– Ешь, Витенька, ешь, – ласково произнесла мамочка, пытаясь вновь сунуть мне сиську в рот и нежно поглаживая по голове.
– Чего есть-то? – возмутился я. – Хоть бы молока туда налили…
Моё возмущение, естественно, прозвучало, как капризное похныкивание.
– Что, Лариса, молока нет? – послышался участливый голос соседки по койке. – Ничего, бывает. Это у тебя первый? – мать растерянно кивнула. – А у меня, вот, второй, – радостно сообщила невидимая мне женщина. – Ты погоди чуток, сейчас мой наестся, я и твоего покормлю. У меня на всех хватит.
Мать всем корпусом повернулась к соседке, и я увидел полную женщину лет двадцати пяти с большой грудью. Розовощёкий малыш, весело причмокивая, поглощал её содержимое. «Да она с таким размером сможет и десятерых накормить», – грустно подумалось мне. Делать было нечего, пришлось ждать, пока маленький обжора напьётся и отлипнет от груди мамаши.
– Давай своего, – предложила толстуха, укладывая своего сынишку рядом с собой на койку.

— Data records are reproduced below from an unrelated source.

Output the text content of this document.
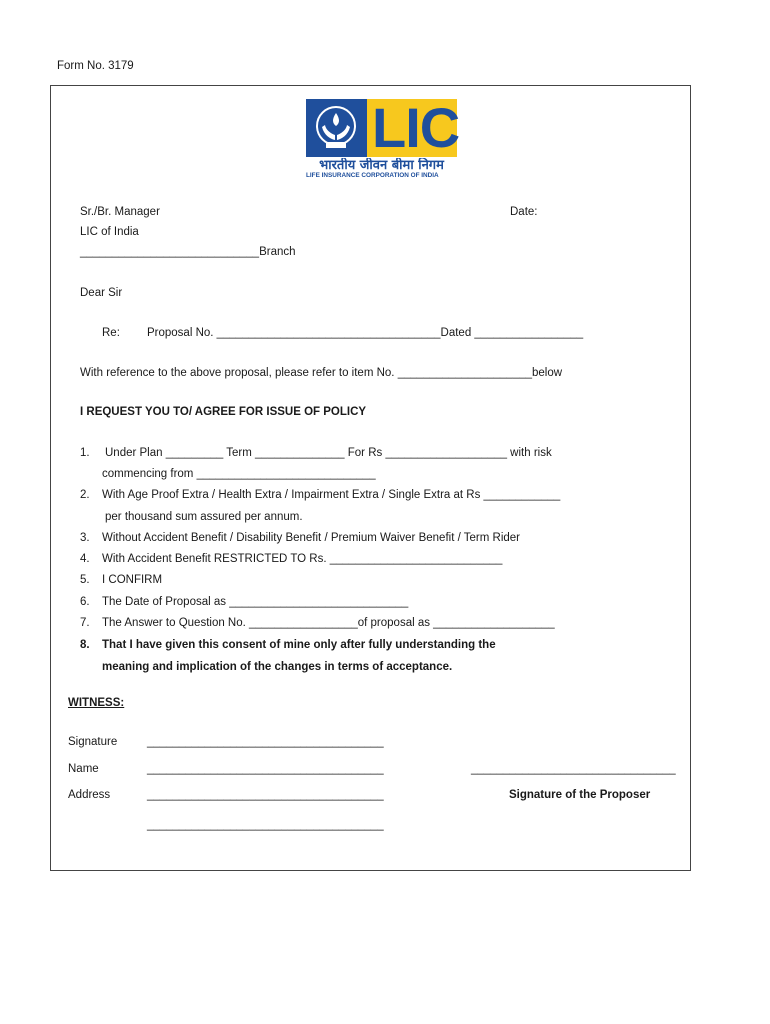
Form No. 3179
LIC
भारतीय जीवन बीमा निगम
LIFE INSURANCE CORPORATION OF INDIA
Sr./Br. Manager	Date:
LIC of India
____________________________Branch
Dear Sir
Re: Proposal No. ___________________________________Dated _________________
With reference to the above proposal, please refer to item No. _____________________below
I REQUEST YOU TO/ AGREE FOR ISSUE OF POLICY
1. Under Plan _________ Term ______________ For Rs ___________________ with risk
commencing from ____________________________
2. With Age Proof Extra / Health Extra / Impairment Extra / Single Extra at Rs ____________
per thousand sum assured per annum.
3. Without Accident Benefit / Disability Benefit / Premium Waiver Benefit / Term Rider
4. With Accident Benefit RESTRICTED TO Rs. ___________________________
5. I CONFIRM
6. The Date of Proposal as ____________________________
7. The Answer to Question No. _________________of proposal as ___________________
8. That I have given this consent of mine only after fully understanding the
meaning and implication of the changes in terms of acceptance.
WITNESS:
Signature	_____________________________________
Name	_____________________________________	________________________________
Address	_____________________________________	Signature of the Proposer
_____________________________________
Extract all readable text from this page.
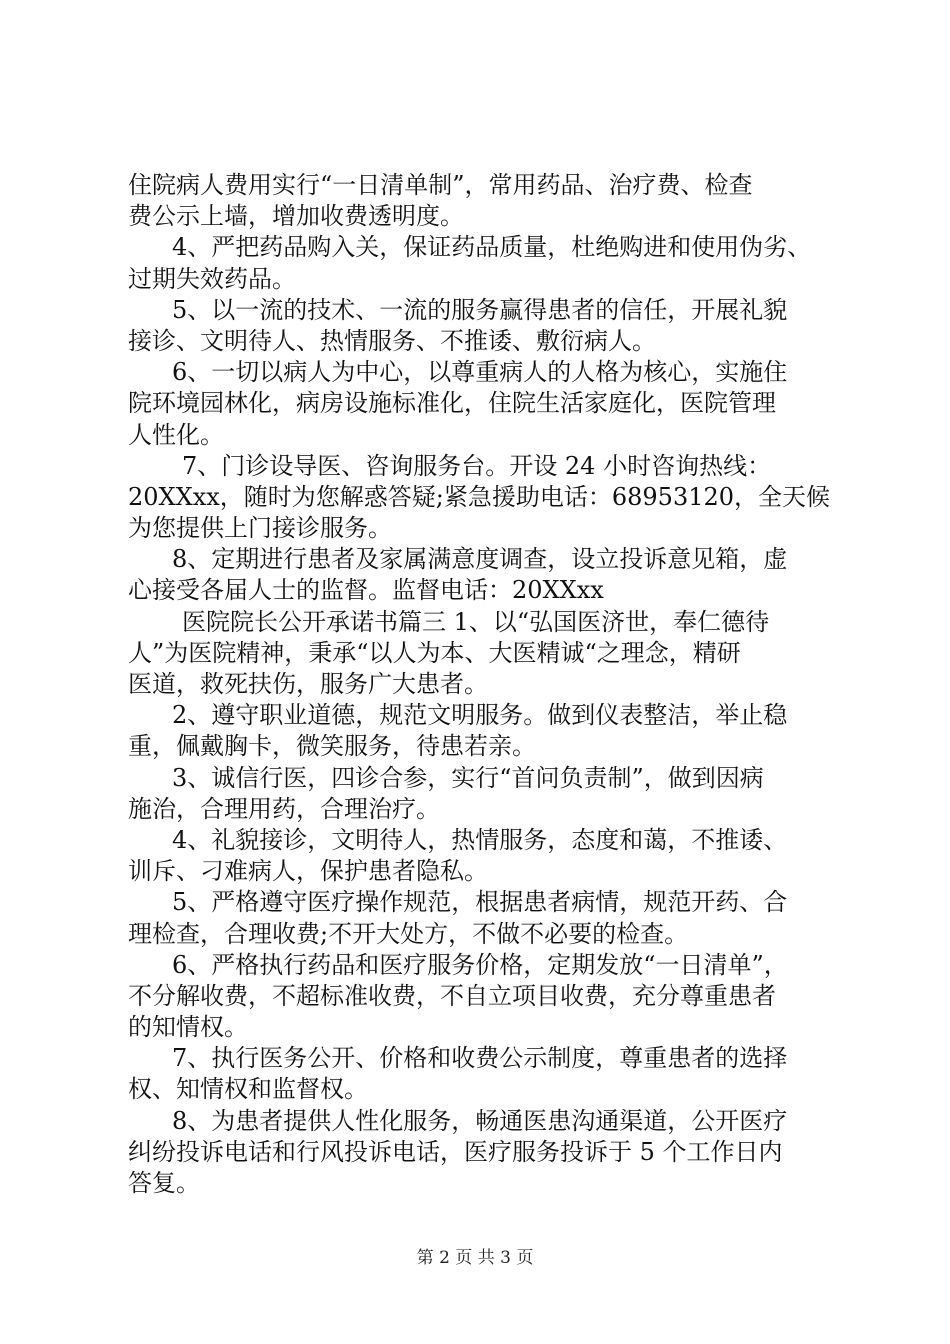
住院病人费用实行“一日清单制”，常用药品、治疗费、检查
费公示上墙，增加收费透明度。
4、严把药品购入关，保证药品质量，杜绝购进和使用伪劣、
过期失效药品。
5、以一流的技术、一流的服务赢得患者的信任，开展礼貌
接诊、文明待人、热情服务、不推诿、敷衍病人。
6、一切以病人为中心，以尊重病人的人格为核心，实施住
院环境园林化，病房设施标准化，住院生活家庭化，医院管理
人性化。
7、门诊设导医、咨询服务台。开设 24 小时咨询热线：
20XXxx，随时为您解惑答疑;紧急援助电话：68953120，全天候
为您提供上门接诊服务。
8、定期进行患者及家属满意度调查，设立投诉意见箱，虚
心接受各届人士的监督。监督电话：20XXxx
医院院长公开承诺书篇三 1、以“弘国医济世，奉仁德待
人”为医院精神，秉承“以人为本、大医精诚“之理念，精研
医道，救死扶伤，服务广大患者。
2、遵守职业道德，规范文明服务。做到仪表整洁，举止稳
重，佩戴胸卡，微笑服务，待患若亲。
3、诚信行医，四诊合参，实行“首问负责制”，做到因病
施治，合理用药，合理治疗。
4、礼貌接诊，文明待人，热情服务，态度和蔼，不推诿、
训斥、刁难病人，保护患者隐私。
5、严格遵守医疗操作规范，根据患者病情，规范开药、合
理检查，合理收费;不开大处方，不做不必要的检查。
6、严格执行药品和医疗服务价格，定期发放“一日清单”，
不分解收费，不超标准收费，不自立项目收费，充分尊重患者
的知情权。
7、执行医务公开、价格和收费公示制度，尊重患者的选择
权、知情权和监督权。
8、为患者提供人性化服务，畅通医患沟通渠道，公开医疗
纠纷投诉电话和行风投诉电话，医疗服务投诉于 5 个工作日内
答复。
第 2 页 共 3 页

Мать передала меня соседке. Когда же перед моими глазами оказалась огромная грудь с синими прожилками, мне почему-то перехотелось из неё есть.
– Ты смотри! – удивилась добровольная кормилица. – Не хочет. Не голодный что ли или капризничает? – она вопросительно взглянула на мать.
Та промолчала, а толстуха сказала:
– Ладно, я всё равно сцеживаю, да и не я одна. Попозже его кто-нибудь из сестричек покормит.
– А когда его покормят? – с волнением в голосе поинтересовалась мать.
– Я не знаю, они там сами этим всем занимаются, – ответила соседка. – Во всяком случае, ночью кормёжки нет. Теперь уже только утром привезут… Да ты не переживай, с голоду умереть не дадут, – весело рассмеялась толстуха.
Вскоре пришла незнакомая мне медсестра, и нас всех вновь отвезли в нашу персональную палату. Я думаю, ей уже успели сообщить о странном младенце с умными глазами, потому что она всё время с интересом поглядывала в мою сторону. Чтобы не выдать себя ещё раз, я просто прикрыл веки и сделал вид, что сплю. Минут через десять, когда наевшиеся малявки уже мирно спали, попукивая в свои пелёнки, медсестра вернулась и принесла бутылочку с молоком.
– Ну что, сердешный, – обратилась она ко мне ласковым, тихим голосом, – кушать будешь или как? – И сунула мне в рот резиновую соску.
«Голод не тётка», – вспомнил я поговорку папаши, которую слышал, ещё будучи в утробе, и с азартом принялся за еду. Наевшись, я вполне умиротворённый, словно в экран, уставился в белый потолок, вспоминая облик своей матери, запечатлевшийся в памяти после нашей первой встречи. Это была худощавая женщина с неухоженным лицом, лишённым каких-либо признаков макияжа. Плотно сжатые тонкие губы, серые грустные глаза, от уголков которых разбегались мелкие морщинки, маленький острый носик, заметные носогубные складки… Я подумал, что в моём настоящем времени женщины её возраста выглядели намного моложе. Редкие каштановые волосы, которые мать перестала красить как только узнала что беременна, на несколько сантиметров от корешков имели природный русый цвет и были заплетены в небольшую косу. Нельзя сказать, чтоб она была красавицей, но если бы ей сделать косметическую процедуру на лице да добавить немного огонька в глаза, то она явно была бы ещё весьма симпатичной женщиной. Как мужчине с тридцатишестилетним жизненным опытом мне особенно понравилась форма её груди. Жаль, что из-за стресса в ней перегорело молоко, и теперь я при кормлении буду созерцать лишь резиновую соску на конце стандартной стеклянной бутылочки. Как ни странно, несмотря на то что я чувствовал к матери несомненную привязанность, я никак не мог отвязаться от мысли, что она мне ещё нравится просто как женщина взрослому мужчине. Странное, конечно, чувство, с которым мне тоже придётся что-то делать.